La Storia del pacchero

Per le sue dimensioni era un tempo accostato alla cucina povera (ne bastavano pochi pezzi per riempire il piatto) salvo poi diventare, con il trascorrere del tempo, uno dei formati più ricercati, grazie alla sua capacità di trattenere il giusto quantitativo di condimento.

Secondo alcuni, il nome, che richiama la forma dialettale campana dello schiaffo (in alcune zone i paccheri non a caso vengono anche chiamati schiaffoni), è legato al suono che questa tipologia di pasta emette, una volta condita, quando viene versata nei piatti: un rumore che ricorda appunto quello di uno schiaffo.

Il Pacchero e la cucina di mare

Abbinato per lo più ad una cucina di mare, il pacchero ha un suo carattere che è unico, non solo per la forma, ma soprattutto per la resa.

Elemento, quest’ultimo, che è spesso il discrimine tra un normale piatto di pasta ed uno ben preparato.

Il segreto del pacchero: la cottura.

“Il pacchero è tra i formati più richiesti – osserva Marco Ferrara, che nella sua Hostaria dei Matti, ad Atripalda, in provincia di Avellino, propone alla sua cliente i paccheri in diverse preparazioni – ma è anche quello più problematico. La cottura è fondamentale: se cuoce troppo si sfalda, se cuoce poco resta crudo all’interno e rende difficile anche l’impiattamento.
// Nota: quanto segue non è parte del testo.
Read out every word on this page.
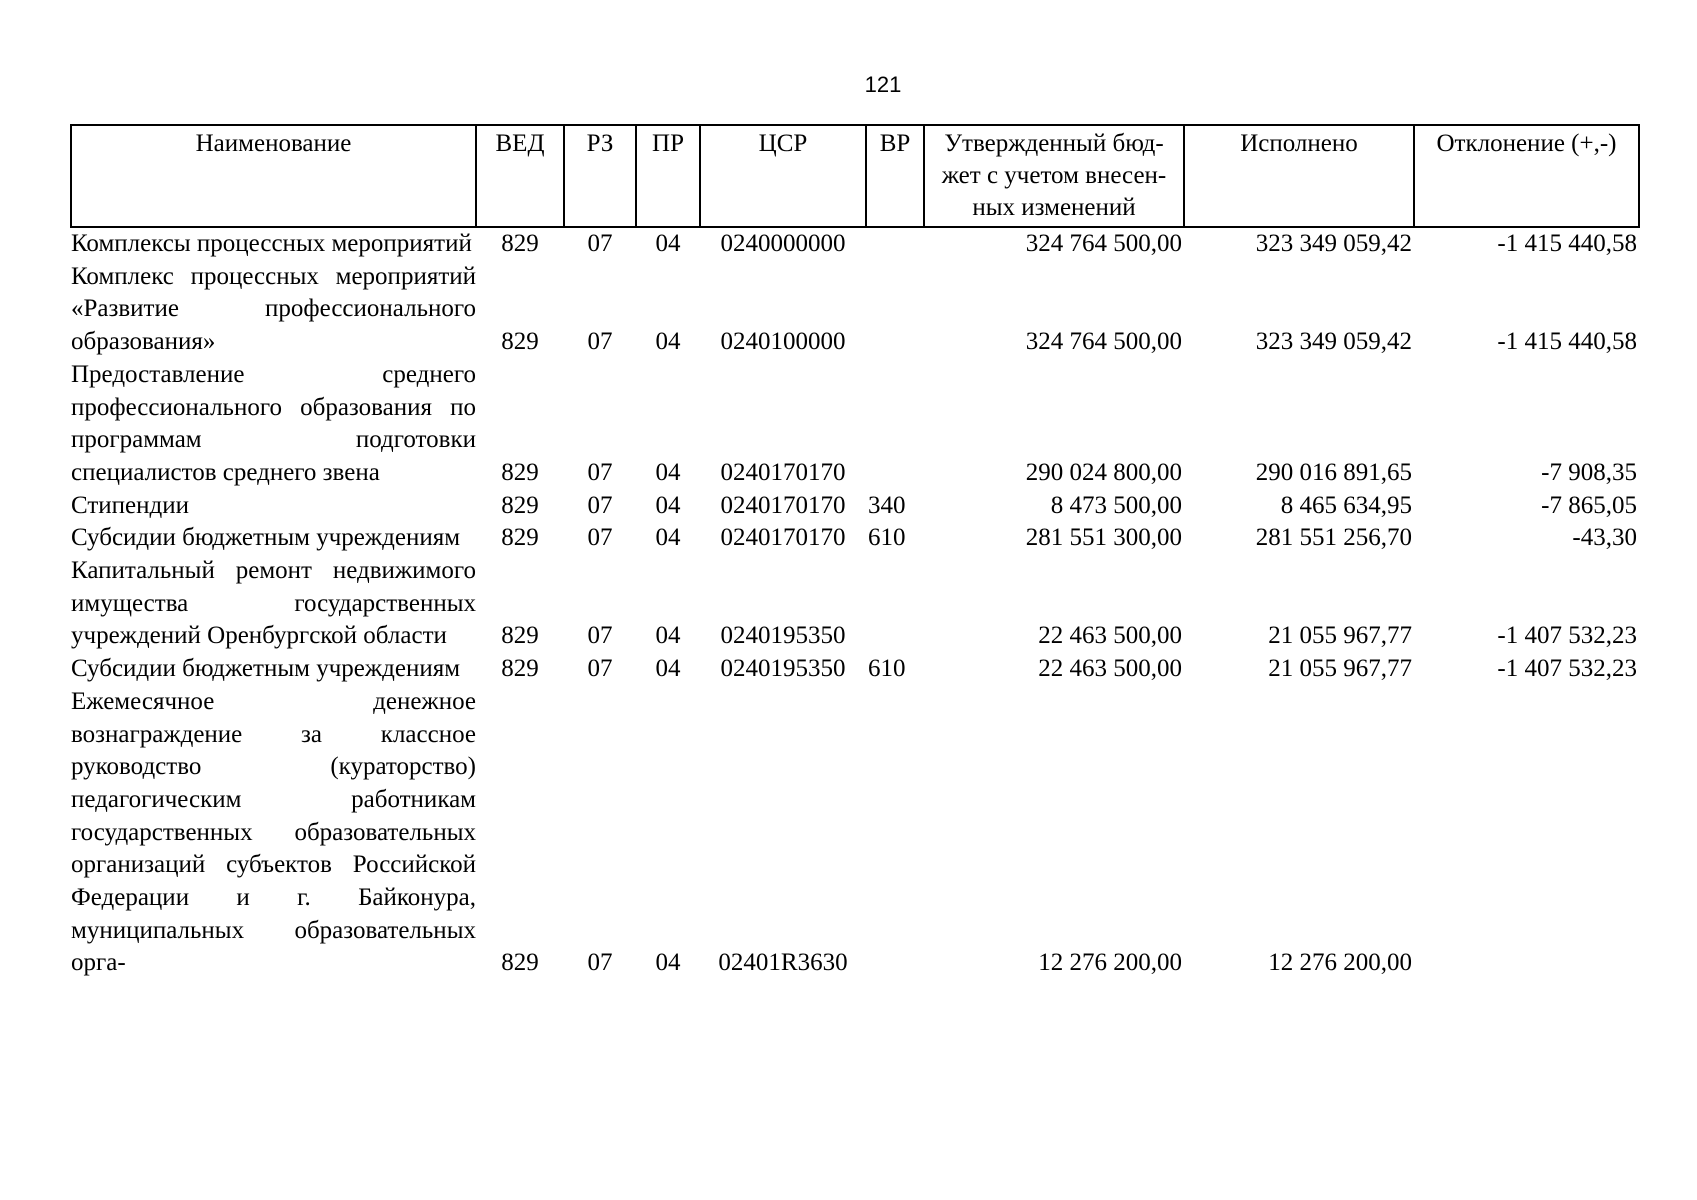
121
Наименование	ВЕД	РЗ	ПР	ЦСР	ВР	Утвержденный бюд-жет с учетом внесен-ных изменений	Исполнено	Отклонение (+,-)
Комплексы процессных мероприятий	829	07	04	0240000000		324 764 500,00	323 349 059,42	-1 415 440,58
Комплекс процессных мероприятий «Развитие профессионального образования»	829	07	04	0240100000		324 764 500,00	323 349 059,42	-1 415 440,58
Предоставление среднего профессионального образования по программам подготовки специалистов среднего звена	829	07	04	0240170170		290 024 800,00	290 016 891,65	-7 908,35
Стипендии	829	07	04	0240170170	340	8 473 500,00	8 465 634,95	-7 865,05
Субсидии бюджетным учреждениям	829	07	04	0240170170	610	281 551 300,00	281 551 256,70	-43,30
Капитальный ремонт недвижимого имущества государственных учреждений Оренбургской области	829	07	04	0240195350		22 463 500,00	21 055 967,77	-1 407 532,23
Субсидии бюджетным учреждениям	829	07	04	0240195350	610	22 463 500,00	21 055 967,77	-1 407 532,23
Ежемесячное денежное вознаграждение за классное руководство (кураторство) педагогическим работникам государственных образовательных организаций субъектов Российской Федерации и г. Байконура, муниципальных образовательных орга-	829	07	04	02401R3630		12 276 200,00	12 276 200,00	
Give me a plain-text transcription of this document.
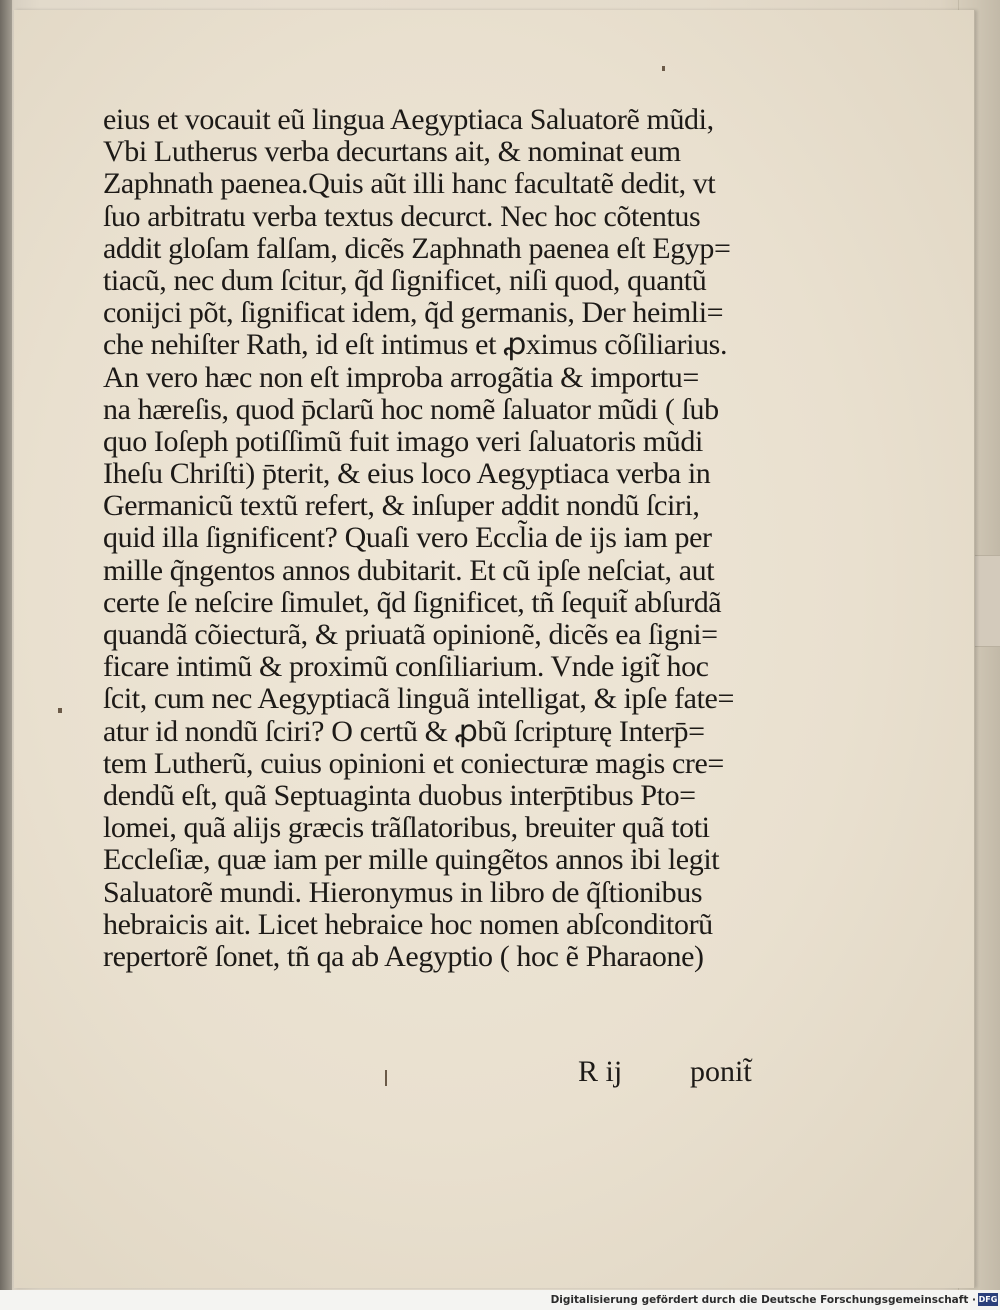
eius et vocauit eũ lingua Aegyptiaca Saluatorẽ mũdi,
Vbi Lutherus verba decurtans ait, & nominat eum
Zaphnath paenea.Quis aũt illi hanc facultatẽ dedit, vt
ſuo arbitratu verba textus decurct. Nec hoc cõtentus
addit gloſam falſam, dicẽs Zaphnath paenea eſt Egyp=
tiacũ, nec dum ſcitur, q̃d ſignificet, niſi quod, quantũ
conijci põt, ſignificat idem, q̃d germanis, Der heimli=
che nehiſter Rath, id eſt intimus et ꝓximus cõſiliarius.
An vero hæc non eſt improba arrogãtia & importu=
na hæreſis, quod p̄clarũ hoc nomẽ ſaluator mũdi ( ſub
quo Ioſeph potiſſimũ fuit imago veri ſaluatoris mũdi
Iheſu Chriſti) p̄terit, & eius loco Aegyptiaca verba in
Germanicũ textũ refert, & inſuper addit nondũ ſciri,
quid illa ſignificent? Quaſi vero Eccl̃ia de ijs iam per
mille q̃ngentos annos dubitarit. Et cũ ipſe neſciat, aut
certe ſe neſcire ſimulet, q̃d ſignificet, tñ ſequit̃ abſurdã
quandã cõiecturã, & priuatã opinionẽ, dicẽs ea ſigni=
ficare intimũ & proximũ conſiliarium. Vnde igit̃ hoc
ſcit, cum nec Aegyptiacã linguã intelligat, & ipſe fate=
atur id nondũ ſciri? O certũ & ꝓbũ ſcripturę Interp̄=
tem Lutherũ, cuius opinioni et coniecturæ magis cre=
dendũ eſt, quã Septuaginta duobus interp̄tibus Pto=
lomei, quã alijs græcis trãſlatoribus, breuiter quã toti
Eccleſiæ, quæ iam per mille quingẽtos annos ibi legit
Saluatorẽ mundi. Hieronymus in libro de q̃ſtionibus
hebraicis ait. Licet hebraice hoc nomen abſconditorũ
repertorẽ ſonet, tñ qa ab Aegyptio ( hoc ẽ Pharaone)
R ij ponit̃
Digitalisierung gefördert durch die Deutsche Forschungsgemeinschaft · DFG
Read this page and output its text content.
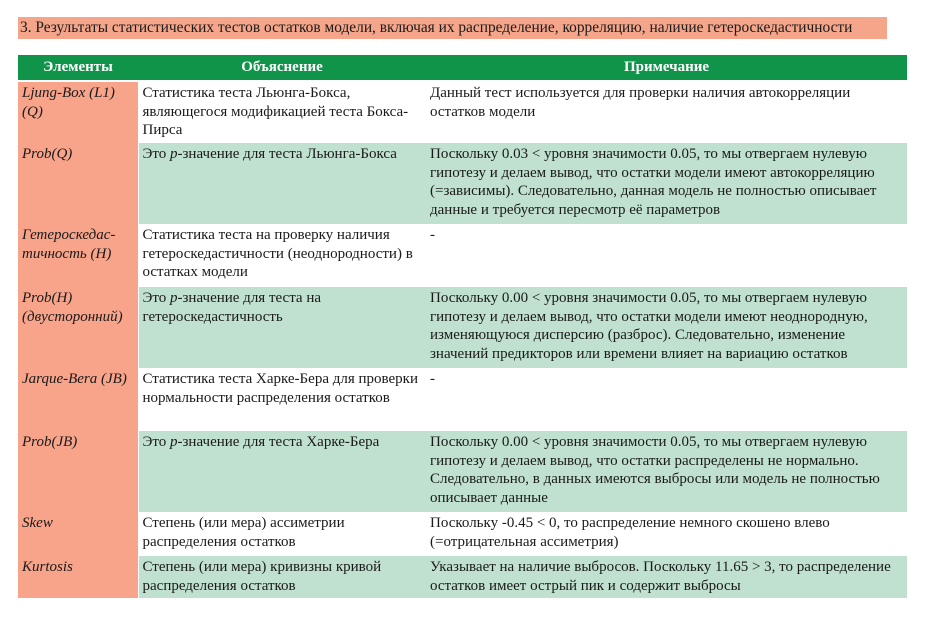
3. Результаты статистических тестов остатков модели, включая их распределение, корреляцию, наличие гетероскедастичности
Элементы	Объяснение	Примечание
Ljung-Box (L1) (Q)	Статистика теста Льюнга-Бокса, являющегося модификацией теста Бокса-Пирса	Данный тест используется для проверки наличия автокорреляции остатков модели
Prob(Q)	Это p-значение для теста Льюнга-Бокса	Поскольку 0.03 < уровня значимости 0.05, то мы отвергаем нулевую гипотезу и делаем вывод, что остатки модели имеют автокорреляцию (=зависимы). Следовательно, данная модель не полностью описывает данные и требуется пересмотр её параметров
Гетероскедас-тичность (H)	Статистика теста на проверку наличия гетероскедастичности (неоднородности) в остатках модели	-
Prob(H) (двусторонний)	Это p-значение для теста на гетероскедастичность	Поскольку 0.00 < уровня значимости 0.05, то мы отвергаем нулевую гипотезу и делаем вывод, что остатки модели имеют неоднородную, изменяющуюся дисперсию (разброс). Следовательно, изменение значений предикторов или времени влияет на вариацию остатков
Jarque-Bera (JB)	Статистика теста Харке-Бера для проверки нормальности распределения остатков	-
Prob(JB)	Это p-значение для теста Харке-Бера	Поскольку 0.00 < уровня значимости 0.05, то мы отвергаем нулевую гипотезу и делаем вывод, что остатки распределены не нормально. Следовательно, в данных имеются выбросы или модель не полностью описывает данные
Skew	Степень (или мера) ассиметрии распределения остатков	Поскольку -0.45 < 0, то распределение немного скошено влево (=отрицательная ассиметрия)
Kurtosis	Степень (или мера) кривизны кривой распределения остатков	Указывает на наличие выбросов. Поскольку 11.65 > 3, то распределение остатков имеет острый пик и содержит выбросы
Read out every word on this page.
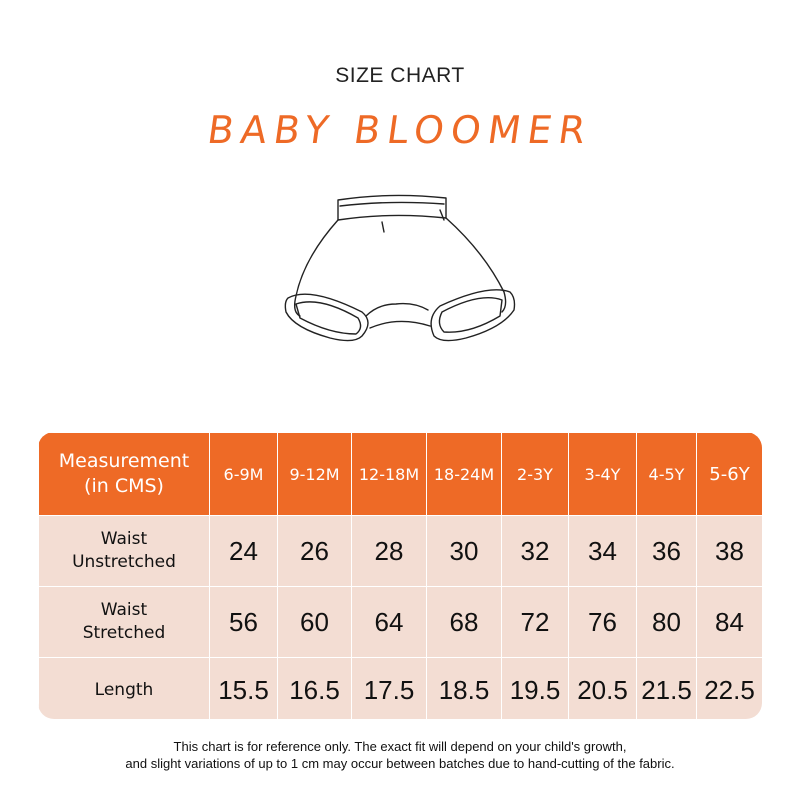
SIZE CHART
BABY BLOOMER
Measurement
(in CMS)	6-9M	9-12M	12-18M	18-24M	2-3Y	3-4Y	4-5Y	5-6Y
Waist
Unstretched	24	26	28	30	32	34	36	38
Waist
Stretched	56	60	64	68	72	76	80	84
Length	15.5	16.5	17.5	18.5	19.5	20.5	21.5	22.5
This chart is for reference only. The exact fit will depend on your child's growth,
and slight variations of up to 1 cm may occur between batches due to hand-cutting of the fabric.
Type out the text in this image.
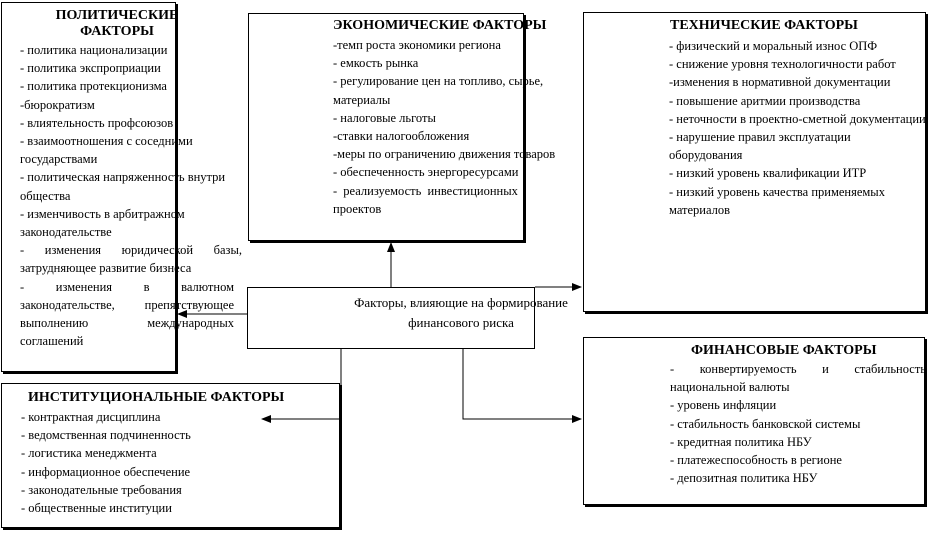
ПОЛИТИЧЕСКИЕ
ФАКТОРЫ
- политика национализации
- политика экспроприации
- политика протекционизма
-бюрократизм
- влиятельность профсоюзов
- взаимоотношения с соседними государствами
- политическая напряженность внутри общества
- изменчивость в арбитражном законодательстве
- изменения юридической базы, затрудняющее развитие бизнеса
- изменения в валютном законодательстве, препятствующее выполнению международных соглашений
ЭКОНОМИЧЕСКИЕ ФАКТОРЫ
-темп роста экономики региона
- емкость рынка
- регулирование цен на топливо, сырье, материалы
- налоговые льготы
-ставки налогообложения
-меры по ограничению движения товаров
- обеспеченность энергоресурсами
- реализуемость инвестиционных проектов
ТЕХНИЧЕСКИЕ ФАКТОРЫ
- физический и моральный износ ОПФ
- снижение уровня технологичности работ
-изменения в нормативной документации
- повышение аритмии производства
- неточности в проектно-сметной документации
- нарушение правил эксплуатации оборудования
- низкий уровень квалификации ИТР
- низкий уровень качества применяемых материалов
Факторы, влияющие на формирование
финансового риска
ИНСТИТУЦИОНАЛЬНЫЕ ФАКТОРЫ
- контрактная дисциплина
- ведомственная подчиненность
- логистика менеджмента
- информационное обеспечение
- законодательные требования
- общественные институции
ФИНАНСОВЫЕ ФАКТОРЫ
- конвертируемость и стабильность национальной валюты
- уровень инфляции
- стабильность банковской системы
- кредитная политика НБУ
- платежеспособность в регионе
- депозитная политика НБУ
E’ vero, si abbina perfettamente con numerosi condimenti ma per farsi apprezzare ci vuole una mano capace, che sappia trattarli come meritano”.

I Paccheri ai frutti di Mare dell’Hostaria dei Matti.

All’Hostaria dei Matti, la mano che promette paccheri ben assestati, naturalmente solo nel piatto, è quella dello chef Amedeo Ferrara che, dall’alto della sua esperienza, ha trovato il perfetto equilibrio.

“Per le nostre preparazioni utilizziamo i paccheri ondulati di Vicidomini – spiega Marco Ferrara – un pastificio di Nocera che fa un ottimo prodotto. Trattandosi di un formato non liscio trattiene alla perfezione i sughi creando un ottimo legame che esalta il sapore”.

Se il pacchero con i crostacei ed i frutti di mare è un must che all’Hostaria dei Matti non manca mai, numerosi sono gli altri abbinamenti con questo speciale tipo di pasta che incontra il favore degli avventori.

I Paccheri cacio e pepe con alici di Salerno e Fiori di Zucca.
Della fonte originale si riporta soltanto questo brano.